God likes you. God's not mad. God is proud of you, says Nathan Foster
We want to be mature Christians, we want to grow in our relationship with God, and we try hard to get to a place where we respond to life's ups and downs with the grace and love of Christ. But trying hard is never quite enough, and we need God's help to change us.
This is something that Nathan Foster, son of Richard Foster, author of the spiritual classic The Celebration of Discipline, was reminded of when he undertook a project to implement the 12 disciplines in his father's book in his life and document his journey.
Speaking at Spring Harvest in Minehead, Foster said that spiritual disciplines are great, but they are best done as a response to God's love for us.
"Spiritual exercises... are best done as an active and intentional response to God's love," Foster said. "These are not obligations, these are not 'have tos'... not 12 more things to fail at. We are invited to do them as an active response to God's love."
The trouble is, he said, that we are often not very good at hearing that God loves us. Being told that 'God loves you' has become a cliché. And we might know it very well in our heads, without really knowing it in our hearts.
So instead of responding and engaging in spiritual disciplines out of love, the pressure to succeed clouds our thinking and we end up with false narratives about God driving our spiritual life.
We can end up seeing God as a form of divine boss – coming round to check up on us, or as the judge who's keeping a list of when we mess up. Or as a cosmic Santa – if we behave and do everything right, maybe he'll give us what we want.

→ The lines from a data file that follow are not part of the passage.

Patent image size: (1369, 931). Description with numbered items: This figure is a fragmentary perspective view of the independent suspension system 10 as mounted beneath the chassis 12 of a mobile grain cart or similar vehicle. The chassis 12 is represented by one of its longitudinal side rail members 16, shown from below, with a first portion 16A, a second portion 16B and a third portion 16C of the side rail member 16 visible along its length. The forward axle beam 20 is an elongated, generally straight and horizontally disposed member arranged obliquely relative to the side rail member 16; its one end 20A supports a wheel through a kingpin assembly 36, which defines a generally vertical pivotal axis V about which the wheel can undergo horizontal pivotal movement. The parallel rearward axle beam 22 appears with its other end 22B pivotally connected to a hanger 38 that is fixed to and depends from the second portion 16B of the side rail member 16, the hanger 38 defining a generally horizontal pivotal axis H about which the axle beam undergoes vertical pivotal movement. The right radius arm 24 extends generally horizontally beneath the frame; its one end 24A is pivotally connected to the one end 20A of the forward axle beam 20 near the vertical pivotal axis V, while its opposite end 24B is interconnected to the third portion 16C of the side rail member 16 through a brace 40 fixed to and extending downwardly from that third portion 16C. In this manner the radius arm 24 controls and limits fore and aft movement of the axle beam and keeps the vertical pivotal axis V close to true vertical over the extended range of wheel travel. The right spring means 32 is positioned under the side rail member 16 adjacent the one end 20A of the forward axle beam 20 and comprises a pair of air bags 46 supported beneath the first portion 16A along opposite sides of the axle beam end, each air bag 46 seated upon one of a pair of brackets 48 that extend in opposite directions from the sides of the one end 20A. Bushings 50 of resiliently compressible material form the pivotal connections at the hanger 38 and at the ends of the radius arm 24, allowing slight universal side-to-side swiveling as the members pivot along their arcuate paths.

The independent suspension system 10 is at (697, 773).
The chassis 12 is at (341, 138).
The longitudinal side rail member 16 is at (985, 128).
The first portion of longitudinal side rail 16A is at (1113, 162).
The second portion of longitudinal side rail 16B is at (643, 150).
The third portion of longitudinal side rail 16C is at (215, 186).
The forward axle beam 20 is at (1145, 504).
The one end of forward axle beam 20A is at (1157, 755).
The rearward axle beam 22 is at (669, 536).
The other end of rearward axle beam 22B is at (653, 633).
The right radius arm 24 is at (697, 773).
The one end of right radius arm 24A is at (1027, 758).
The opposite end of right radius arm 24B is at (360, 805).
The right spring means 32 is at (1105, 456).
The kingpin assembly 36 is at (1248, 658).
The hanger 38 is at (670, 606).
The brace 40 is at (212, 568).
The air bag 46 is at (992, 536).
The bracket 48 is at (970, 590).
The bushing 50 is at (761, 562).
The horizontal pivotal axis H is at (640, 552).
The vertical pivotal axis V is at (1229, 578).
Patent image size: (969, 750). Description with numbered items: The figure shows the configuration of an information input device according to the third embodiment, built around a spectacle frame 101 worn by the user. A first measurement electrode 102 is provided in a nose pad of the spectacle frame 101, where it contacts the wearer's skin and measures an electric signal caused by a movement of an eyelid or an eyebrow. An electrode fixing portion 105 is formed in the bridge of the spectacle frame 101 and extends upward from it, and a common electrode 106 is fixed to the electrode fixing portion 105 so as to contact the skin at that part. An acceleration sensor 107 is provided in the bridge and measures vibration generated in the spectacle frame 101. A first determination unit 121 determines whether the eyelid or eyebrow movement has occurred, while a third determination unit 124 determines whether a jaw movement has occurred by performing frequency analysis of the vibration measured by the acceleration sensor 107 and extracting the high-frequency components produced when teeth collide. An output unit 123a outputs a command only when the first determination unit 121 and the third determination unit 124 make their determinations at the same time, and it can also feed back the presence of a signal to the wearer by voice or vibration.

"Maybe worst of all," said Foster, "is when we begin to see God as this cold, distant, absent parent."
So Foster rephrased: "God likes you. God's not mad. God smiles when you come around. God is proud of you. I wonder if you could hold that truth? And I do believe it is a truth – that he's proud... I'm not the best father, but on a good day I look at them and see this incredible pride... I watch them as they sleep. They are doing nothing but I feel such pride because they're mine."
This is where the Christian life starts, he said. From here we can move on to spiritual exercises that help us to develop a deeper relationship with God. We need to take Christ's yoke – meaning that we are called to train alongside him, and we need the Spirit's help to make us more like Christ.
"If we're honest with ourselves, if I'm honest with myself, I want to be loving, and generous, I don't want to be jealous, or angry. I want to be moral. But I don't have the capacity within me for these things... I can fake it for a while but in the end, I can't love, it's a work of the Spirit. God needs to do something within me."
But, said Foster: "There are things I can do to help that. What I want to propose is not that you try any harder, but that you train."